Surgical robots enjoy widespread adoption. This provides opportunities to augment the art of surgery with more rigorous, quantitative science, giving rise to the field of computational surgery. Such opportunities may help tackle long-standing challenges in healthcare like the prevalence of human error. This talk will focus on two related research problems. First, how do we quantify and improve the existing technical skills of a surgeon? This requires a method whose scores correlate with patient outcomes, that can scale to cope with 51 million annual surgeries in the United States, and that can generalize across the diversity surgical procedures or specialties. One solution comes from an unexpected source: crowds of non-expert raters. Second, how can robotic tools render surgical tasks fundamentally easier, perhaps making errors unlikely or impossible in the first place?
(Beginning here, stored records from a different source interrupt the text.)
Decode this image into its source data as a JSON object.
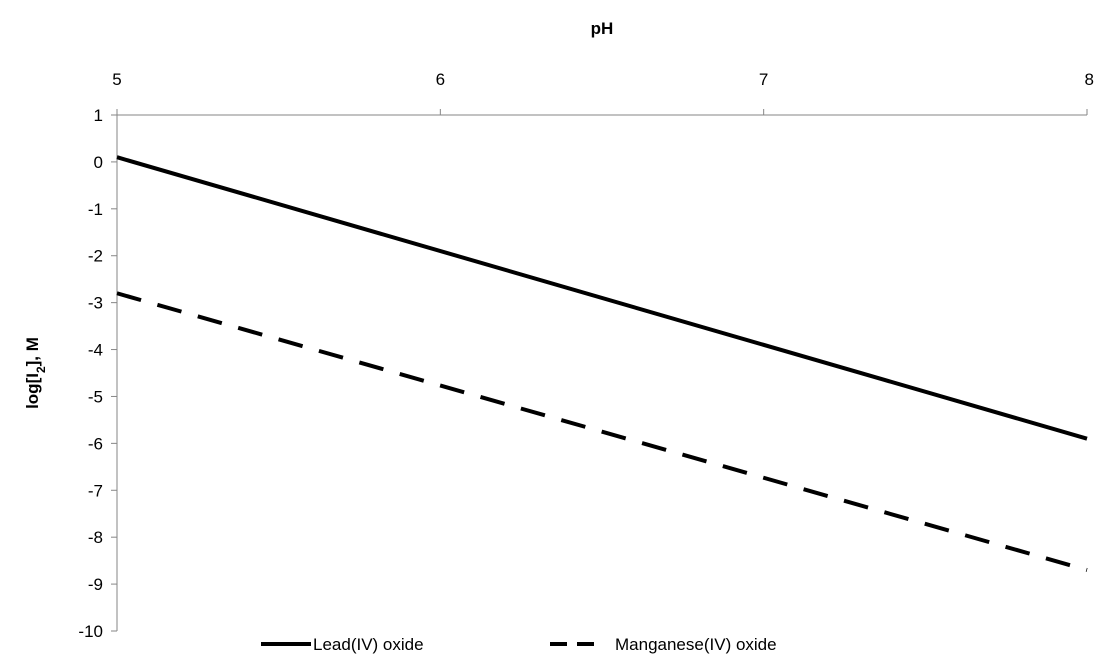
{
  "chart_data": {
    "type": "line",
    "title": "",
    "xlabel": "pH",
    "ylabel_prefix": "log[I",
    "ylabel_subscript": "2",
    "ylabel_suffix": "], M",
    "x_axis_position": "top",
    "xlim": [
      5,
      8
    ],
    "ylim": [
      -10,
      1
    ],
    "x_ticks": [
      5,
      6,
      7,
      8
    ],
    "y_ticks": [
      1,
      0,
      -1,
      -2,
      -3,
      -4,
      -5,
      -6,
      -7,
      -8,
      -9,
      -10
    ],
    "grid": false,
    "legend_position": "bottom",
    "series": [
      {
        "name": "Lead(IV) oxide",
        "style": "solid",
        "color": "#000000",
        "x": [
          5,
          8
        ],
        "y": [
          0.1,
          -5.9
        ]
      },
      {
        "name": "Manganese(IV) oxide",
        "style": "dashed",
        "color": "#000000",
        "x": [
          5,
          8
        ],
        "y": [
          -2.8,
          -8.7
        ]
      }
    ]
  }
}
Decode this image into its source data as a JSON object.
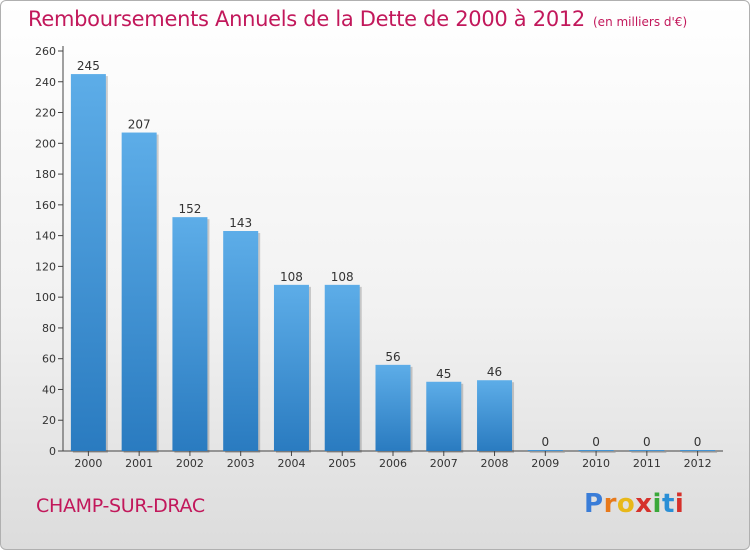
{
  "header": {
    "title": "Remboursements Annuels de la Dette de 2000 à 2012",
    "subtitle": "(en milliers d'€)"
  },
  "footer": {
    "commune": "CHAMP-SUR-DRAC",
    "brand": "Proxiti"
  },
  "colors": {
    "title": "#c2185b",
    "bar_top": "#5dade8",
    "bar_bottom": "#2a7bc0",
    "logo_letters": [
      "#3a7dd8",
      "#e8791a",
      "#e8b81a",
      "#d6312b",
      "#3aa83a",
      "#2a8fd6",
      "#d6312b"
    ]
  },
  "chart_data": {
    "type": "bar",
    "title": "Remboursements Annuels de la Dette de 2000 à 2012",
    "subtitle": "(en milliers d'€)",
    "categories": [
      "2000",
      "2001",
      "2002",
      "2003",
      "2004",
      "2005",
      "2006",
      "2007",
      "2008",
      "2009",
      "2010",
      "2011",
      "2012"
    ],
    "values": [
      245,
      207,
      152,
      143,
      108,
      108,
      56,
      45,
      46,
      0,
      0,
      0,
      0
    ],
    "value_labels": [
      "245",
      "207",
      "152",
      "143",
      "108",
      "108",
      "56",
      "45",
      "46",
      "0",
      "0",
      "0",
      "0"
    ],
    "yticks": [
      0,
      20,
      40,
      60,
      80,
      100,
      120,
      140,
      160,
      180,
      200,
      220,
      240,
      260
    ],
    "ylim": [
      0,
      260
    ],
    "grid": false,
    "legend": "none"
  }
}
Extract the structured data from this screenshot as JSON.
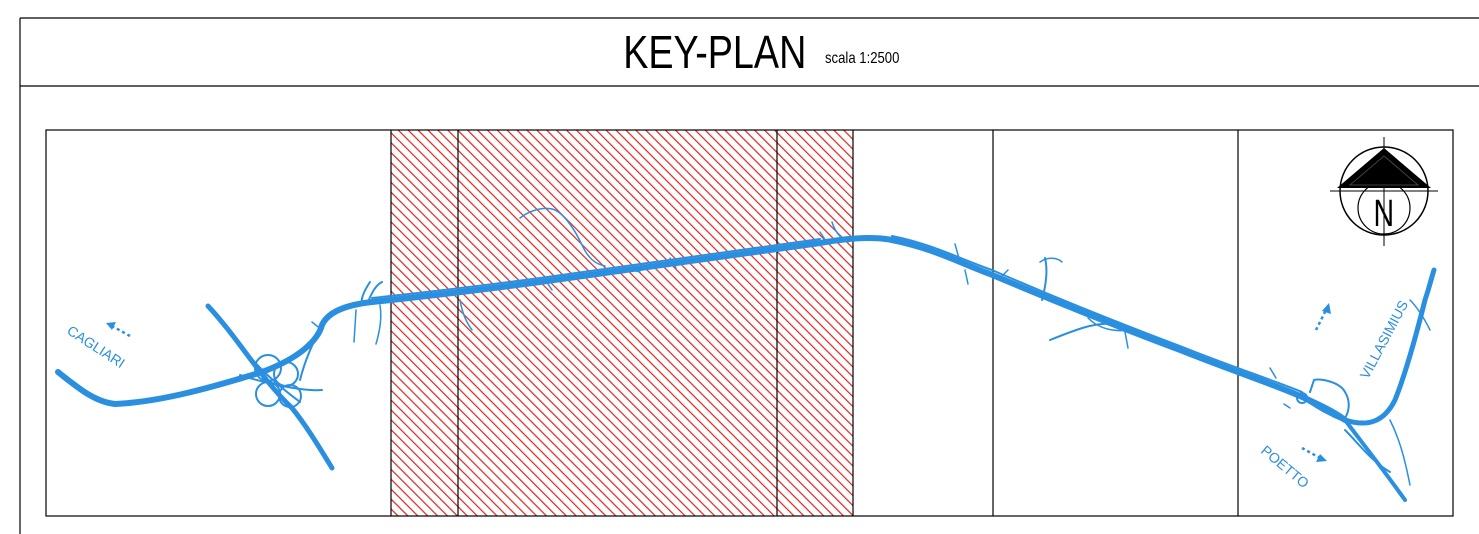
{
  "title": "KEY-PLAN",
  "scale_label": "scala 1:2500",
  "north_label": "N",
  "places": {
    "west": "CAGLIARI",
    "northeast": "VILLASIMIUS",
    "southeast": "POETTO"
  },
  "colors": {
    "road": "#2b8fe0",
    "hatch": "#e0231c",
    "frame": "#000000"
  },
  "icons": {
    "north_arrow": "compass-north-icon",
    "direction_arrow": "dotted-arrow-icon"
  }
}
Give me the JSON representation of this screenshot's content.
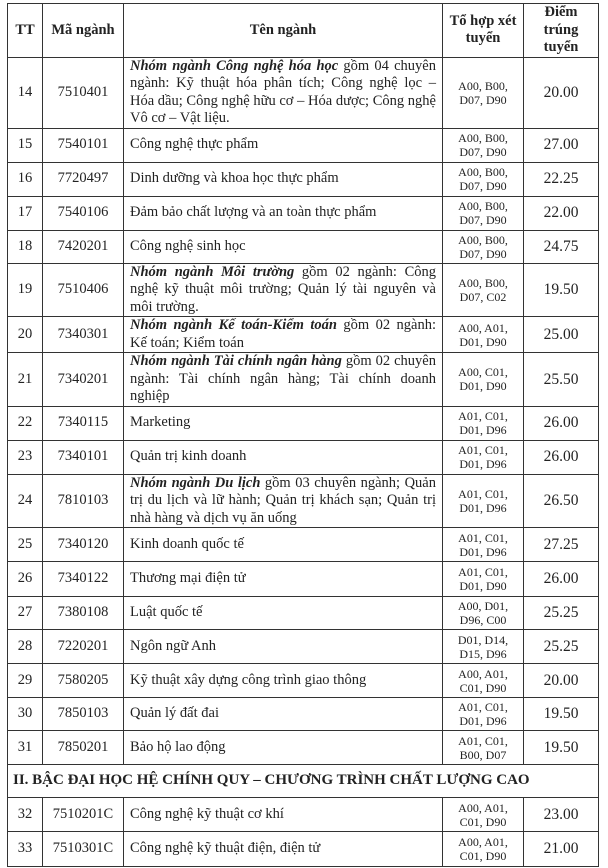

This will briefly survey topics like policy-blended human-robot shared control to ensure safety in robotic tissue grasping; novel patient-specific catheter robots that safely remove plaque via inverse design of soft robots and a theranostic excimer laser; and robotic 3D bioprinting directly onto moving human anatomy to explore new reconstructive procedures.

Bio

Dr. Kowalewski completed his PhD in electrical engineering at the University of Washington’s Biorobotics Lab. Based on his surgical skill evaluation research, he co-founded CSATS Inc. which was acquired by Johnson & Johnson in April 2018. Dr. Kowalewski is currently an assistant professor in Mechanical Engineering at the University of Minnesota where he runs the Medical Robotics and Devices Lab.